The book Sing To The Dawn was one of this reviewer’s favorite literature reads back in school. It had none of the talking animals, nor the home theater system in a tree, that the movie version has.
Despite that, the book is much better. Dawan is a young village girl who dreams of living in the big city. However, she has to fight traditions and customs that plague females in her village, like girls are meant to be married off to someone decided for them and that education is unnecessary for girls. Dawan is no ordinary village lass, going against wishes of her dad and out-scoring her brother in an examination to clinch a prized scholarship.
A subplot to Dawan’s pursuit for a better life is an evil landlord who is plotting to bulldoze the village and plant a casino, rendering everyone homeless.
The story addresses the generations-old gender stereotype that’s common to Asian families. It’s just hard to see how a bear leader, complete with a TV-creating spider and bespectacled monkeys fit into the picture. These really detract from the heart of the story.

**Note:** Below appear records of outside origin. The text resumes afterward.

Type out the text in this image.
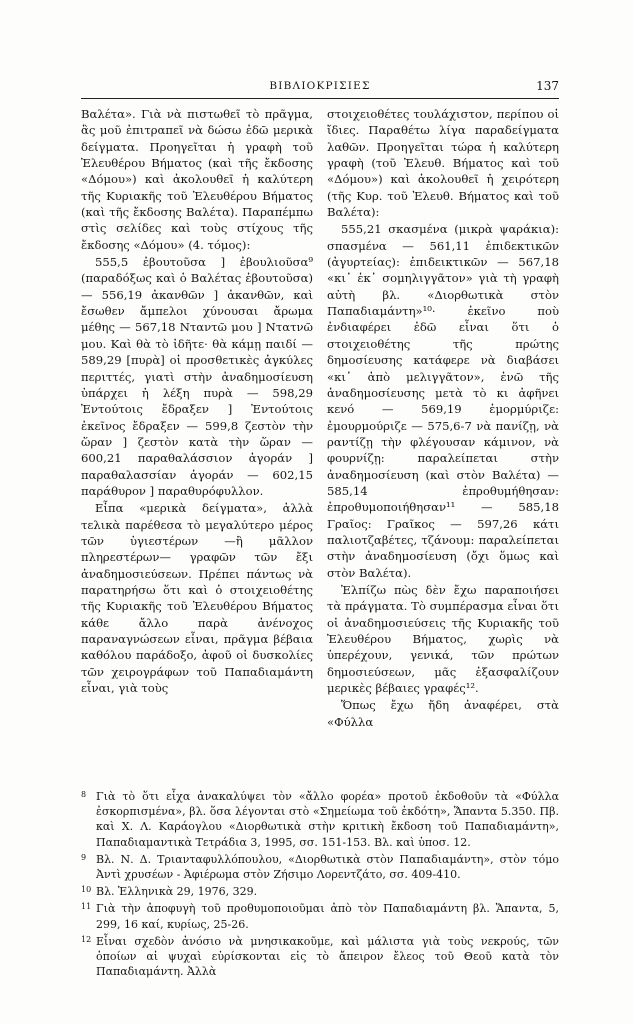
ΒΙΒΛΙΟΚΡΙΣΙΕΣ	137

Βαλέτα». Γιὰ νὰ πιστωθεῖ τὸ πρᾶγμα, ἂς μοῦ ἐπιτραπεῖ νὰ δώσω ἐδῶ μερικὰ δείγματα. Προηγεῖται ἡ γραφὴ τοῦ Ἐλευθέρου Βήματος (καὶ τῆς ἔκδοσης «Δόμου») καὶ ἀκολουθεῖ ἡ καλύτερη τῆς Κυριακῆς τοῦ Ἐλευθέρου Βήματος (καὶ τῆς ἔκδοσης Βαλέτα). Παραπέμπω στὶς σελίδες καὶ τοὺς στίχους τῆς ἔκδοσης «Δόμου» (4. τόμος):

555,5 ἐβουτοῦσα ] ἐβουλιοῦσα⁹ (παραδόξως καὶ ὁ Βαλέτας ἐβουτοῦσα) — 556,19 ἀκανθῶν ] ἀκανθῶν, καὶ ἔσωθεν ἄμπελοι χύνουσαι ἄρωμα μέθης — 567,18 Νταντῶ μου ] Ντατνῶ μου. Καὶ θὰ τὸ ἰδῆτε· θὰ κάμῃ παιδί — 589,29 [πυρὰ] οἱ προσθετικὲς ἀγκύλες περιττές, γιατὶ στὴν ἀναδημοσίευση ὑπάρχει ἡ λέξη πυρὰ — 598,29 Ἐντούτοις ἔδραξεν ] Ἐντούτοις ἐκεῖνος ἔδραξεν — 599,8 ζεστὸν τὴν ὥραν ] ζεστὸν κατὰ τὴν ὥραν — 600,21 παραθαλάσσιον ἀγοράν ] παραθαλασσίαν ἀγοράν — 602,15 παράθυρον ] παραθυρόφυλλον.

Εἶπα «μερικὰ δείγματα», ἀλλὰ τελικὰ παρέθεσα τὸ μεγαλύτερο μέρος τῶν ὑγιεστέρων —ἢ μᾶλλον πληρεστέρων— γραφῶν τῶν ἔξι ἀναδημοσιεύσεων. Πρέπει πάντως νὰ παρατηρήσω ὅτι καὶ ὁ στοιχειοθέτης τῆς Κυριακῆς τοῦ Ἐλευθέρου Βήματος κάθε ἄλλο παρὰ ἀνένοχος παραναγνώσεων εἶναι, πρᾶγμα βέβαια καθόλου παράδοξο, ἀφοῦ οἱ δυσκολίες τῶν χειρογράφων τοῦ Παπαδιαμάντη εἶναι, γιὰ τοὺς

στοιχειοθέτες τουλάχιστον, περίπου οἱ ἴδιες. Παραθέτω λίγα παραδείγματα λαθῶν. Προηγεῖται τώρα ἡ καλύτερη γραφὴ (τοῦ Ἐλευθ. Βήματος καὶ τοῦ «Δόμου») καὶ ἀκολουθεῖ ἡ χειρότερη (τῆς Κυρ. τοῦ Ἐλευθ. Βήματος καὶ τοῦ Βαλέτα):

555,21 σκασμένα (μικρὰ ψαράκια): σπασμένα — 561,11 ἐπιδεκτικῶν (ἀγυρτείας): ἐπιδεικτικῶν — 567,18 «κι᾿ ἐκ᾿ σομηλιγγᾶτον» γιὰ τὴ γραφὴ αὐτὴ βλ. «Διορθωτικὰ στὸν Παπαδιαμάντη»¹⁰· ἐκεῖνο ποὺ ἐνδιαφέρει ἐδῶ εἶναι ὅτι ὁ στοιχειοθέτης τῆς πρώτης δημοσίευσης κατάφερε νὰ διαβάσει «κι᾿ ἀπὸ μελιγγᾶτον», ἐνῶ τῆς ἀναδημοσίευσης μετὰ τὸ κι ἀφῆνει κενό — 569,19 ἐμορμύριζε: ἐμουρμούριζε — 575,6-7 νὰ πανίζῃ, νὰ ραντίζῃ τὴν φλέγουσαν κάμινον, νὰ φουρνίζῃ: παραλείπεται στὴν ἀναδημοσίευση (καὶ στὸν Βαλέτα) — 585,14 ἐπροθυμήθησαν: ἐπροθυμοποιήθησαν¹¹ — 585,18 Γραῖος: Γραῖκος — 597,26 κάτι παλιοτζαβέτες, τζάνουμ: παραλείπεται στὴν ἀναδημοσίευση (ὄχι ὅμως καὶ στὸν Βαλέτα).

Ἐλπίζω πὼς δὲν ἔχω παραποιήσει τὰ πράγματα. Τὸ συμπέρασμα εἶναι ὅτι οἱ ἀναδημοσιεύσεις τῆς Κυριακῆς τοῦ Ἐλευθέρου Βήματος, χωρὶς νὰ ὑπερέχουν, γενικά, τῶν πρώτων δημοσιεύσεων, μᾶς ἐξασφαλίζουν μερικὲς βέβαιες γραφές¹².

Ὅπως ἔχω ἤδη ἀναφέρει, στὰ «Φύλλα

8 Γιὰ τὸ ὅτι εἶχα ἀνακαλύψει τὸν «ἄλλο φορέα» προτοῦ ἐκδοθοῦν τὰ «Φύλλα ἐσκορπισμένα», βλ. ὅσα λέγονται στὸ «Σημείωμα τοῦ ἐκδότη», Ἅπαντα 5.350. Πβ. καὶ Χ. Λ. Καράογλου «Διορθωτικὰ στὴν κριτικὴ ἔκδοση τοῦ Παπαδιαμάντη», Παπαδιαμαντικὰ Τετράδια 3, 1995, σσ. 151-153. Βλ. καὶ ὑποσ. 12.

9 Βλ. Ν. Δ. Τριανταφυλλόπουλου, «Διορθωτικὰ στὸν Παπαδιαμάντη», στὸν τόμο Ἀντὶ χρυσέων - Ἀφιέρωμα στὸν Ζήσιμο Λορεντζάτο, σσ. 409-410.

10 Βλ. Ἑλληνικὰ 29, 1976, 329.

11 Γιὰ τὴν ἀποφυγὴ τοῦ προθυμοποιοῦμαι ἀπὸ τὸν Παπαδιαμάντη βλ. Ἅπαντα, 5, 299, 16 καί, κυρίως, 25-26.

12 Εἶναι σχεδὸν ἀνόσιο νὰ μνησικακοῦμε, καὶ μάλιστα γιὰ τοὺς νεκρούς, τῶν ὁποίων αἱ ψυχαὶ εὑρίσκονται εἰς τὸ ἄπειρον ἔλεος τοῦ Θεοῦ κατὰ τὸν Παπαδιαμάντη. Ἀλλὰ
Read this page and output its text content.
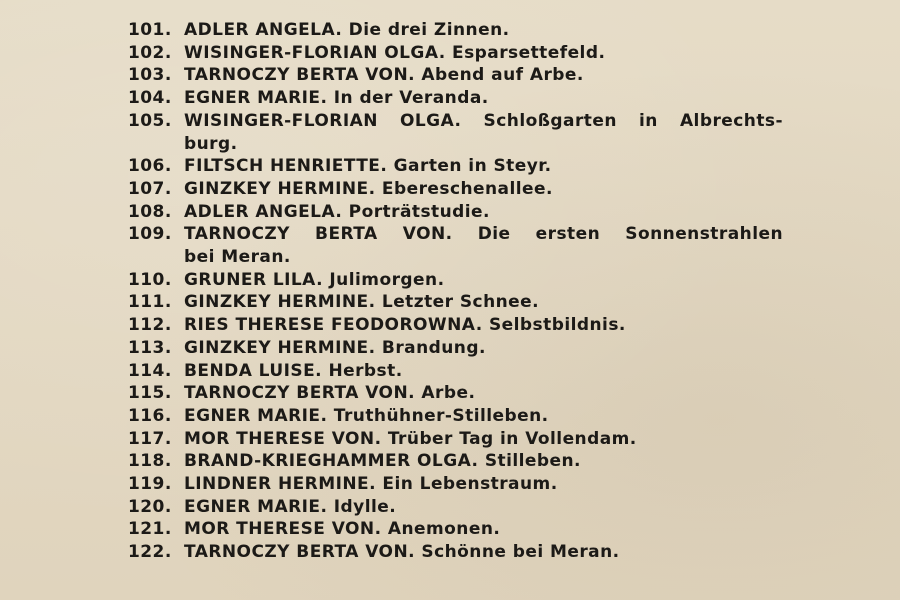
101. ADLER ANGELA. Die drei Zinnen.
102. WISINGER-FLORIAN OLGA. Esparsettefeld.
103. TARNOCZY BERTA VON. Abend auf Arbe.
104. EGNER MARIE. In der Veranda.
105. WISINGER-FLORIAN OLGA. Schloßgarten in Albrechts-
burg.
106. FILTSCH HENRIETTE. Garten in Steyr.
107. GINZKEY HERMINE. Ebereschenallee.
108. ADLER ANGELA. Porträtstudie.
109. TARNOCZY BERTA VON. Die ersten Sonnenstrahlen
bei Meran.
110. GRUNER LILA. Julimorgen.
111. GINZKEY HERMINE. Letzter Schnee.
112. RIES THERESE FEODOROWNA. Selbstbildnis.
113. GINZKEY HERMINE. Brandung.
114. BENDA LUISE. Herbst.
115. TARNOCZY BERTA VON. Arbe.
116. EGNER MARIE. Truthühner-Stilleben.
117. MOR THERESE VON. Trüber Tag in Vollendam.
118. BRAND-KRIEGHAMMER OLGA. Stilleben.
119. LINDNER HERMINE. Ein Lebenstraum.
120. EGNER MARIE. Idylle.
121. MOR THERESE VON. Anemonen.
122. TARNOCZY BERTA VON. Schönne bei Meran.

Story aside, the animation is where the movie really fell short. The characters seem to have titanium embedded into their bones. The movement was extremely rigid, and facial expressions were less than satisfactory. The part that showcased the brother’s martial arts skills seemed like a right rip-off of Kung Fu Panda. Perhaps the weirdest thing was the color of the film. I know it says “Dawn” in the title, but no matter what time of day it was in the story, there was always an orange hue on screen.
There was just nothing new about this movie, or interesting about the production to make this a good film. My companion summed it up as “a boring movie with beautiful songs” and that’s pretty accurate.
The amount of money that went into this film could have created a much more worthy production under a more capable producer and director. Clearly, having three major studios plus lots of money doesn’t result in a quality film.